As for the disappearance of settlements and the changed landscapes along the river, he is relentlessly unsentimental. "Old scenes disappear," he shrugs. "New scenes appear." The town of Wushan, which is now submerged, was, he says, "not beautiful". The landscape, he feels, is altered only slightly. "Before, you looked up at the peaks from a river which was 70m above sea level. Now, you look up from 150m above sea level. They still look very grand, very awe-inspiring." This is certainly true: the Three Gorges retain an outlandish, elemental beauty, their fearful scale absorbing the increased water levels with some ease.

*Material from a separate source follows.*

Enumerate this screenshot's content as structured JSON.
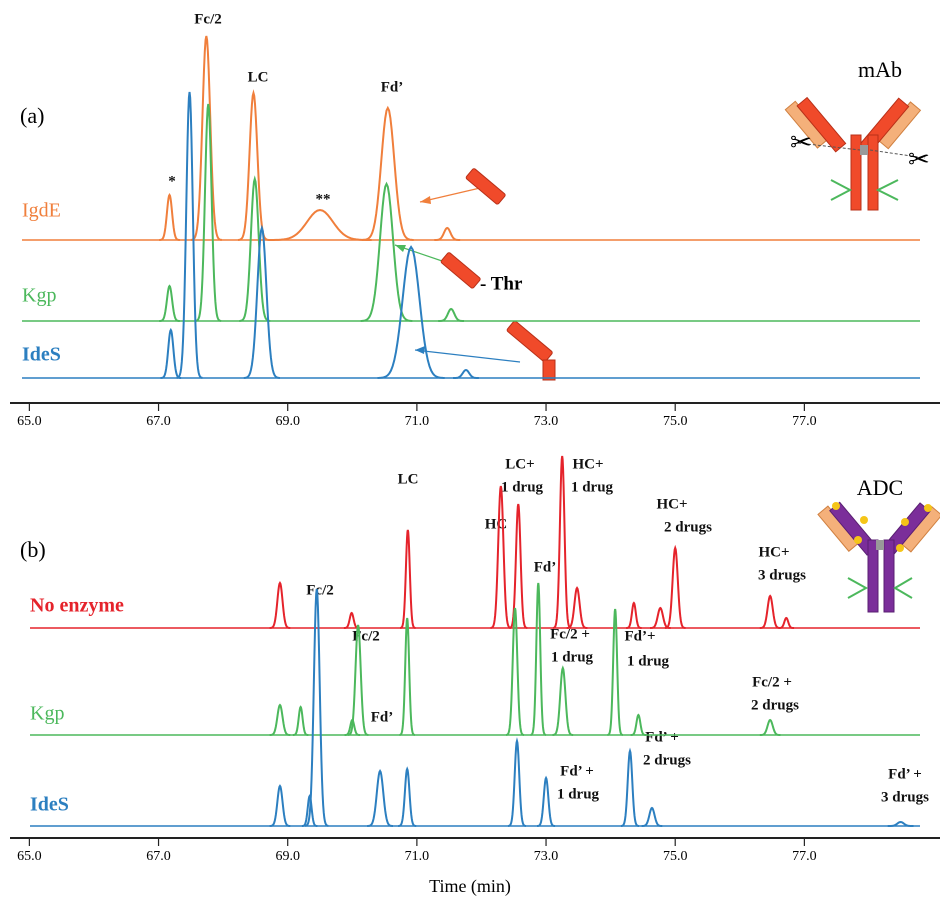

It is the people who inhabited this landscape who have suffered most. The good reasons for building the dam - flood control, navigation, the generation of 85 billion kilowatt-hours of relatively clean electricity a year - would seem better if the people affected were seen as more than another engineering problem to be overcome. Though the plan involved shifting 1.13 million people from their homes, making it the largest single resettlement project undertaken, it has already exceeded this mind-boggling number. The population to be moved has now been revised upwards to 1.4 million.
Moving along the river, it is easy to see why: the land allocated for resettlement above the new high-water level is simply not able to absorb its new population. You can see new fields eked out from what used to be high promontories above the river bank. Many of them look rough and sparse. One local told me that "the land was so poor that the government had to give each farmer 4,500 yuan (€450) to buy fertiliser. But if they have to keep spending that much, it's uneconomic to farm there." The boat sails blithely over Wushan, the town's streets and houses now occupied only by fish. New Wushan, its ranks of multi-storey apartment blocks perched on terraces gouged into the hills, rises on the shore.
Speaking out about the resettlement programme is not easy (the activist Fu Xiancai was paralysed in an attack last June after he gave an interview to a German TV crew complaining about inadequate compensation). But one local woman told me many people were out of pocket after their move from the old town to the new one. "The apartments in the town are bigger than in the old one," she said, "and many people are very happy to have them. But the compensation was just 400 yuan (€40) per square metre, and the new apartments cost twice that. If you had a big house before, or if you had savings, you could afford a new place. But many poor people didn't have enough money, so they're now homeless or renting accommodation." One study by the Chinese Academy of Social Sciences, showed "a continuous decline in household income" for both resettled migrants and their host populations in a region that was already poor.
AS THE BOAT moves through the last gorge before the dam, we pass through Zigui, the area that was home to the legendary poet Qu Yuan in the third century BC. Qu Yuan is known to every Chinese person because his death is commemorated in the Dragon Boat Festival, as important in Chinese culture as Christmas is the West, when people give each other packages of flavoured rice wrapped in bamboo leaves. The presents recall the rice that local people threw into the river to stop the fish from eating Qu Yuan's body when, in a fit of despair at the ways of power, he threw himself into the Yangtze and drowned.
Now the water is rising inexorably over Zigui, its people gone. Qu Yuan's memorial temple has been dismantled and reconstructed elsewhere.
The drowned man's home is itself being drowned.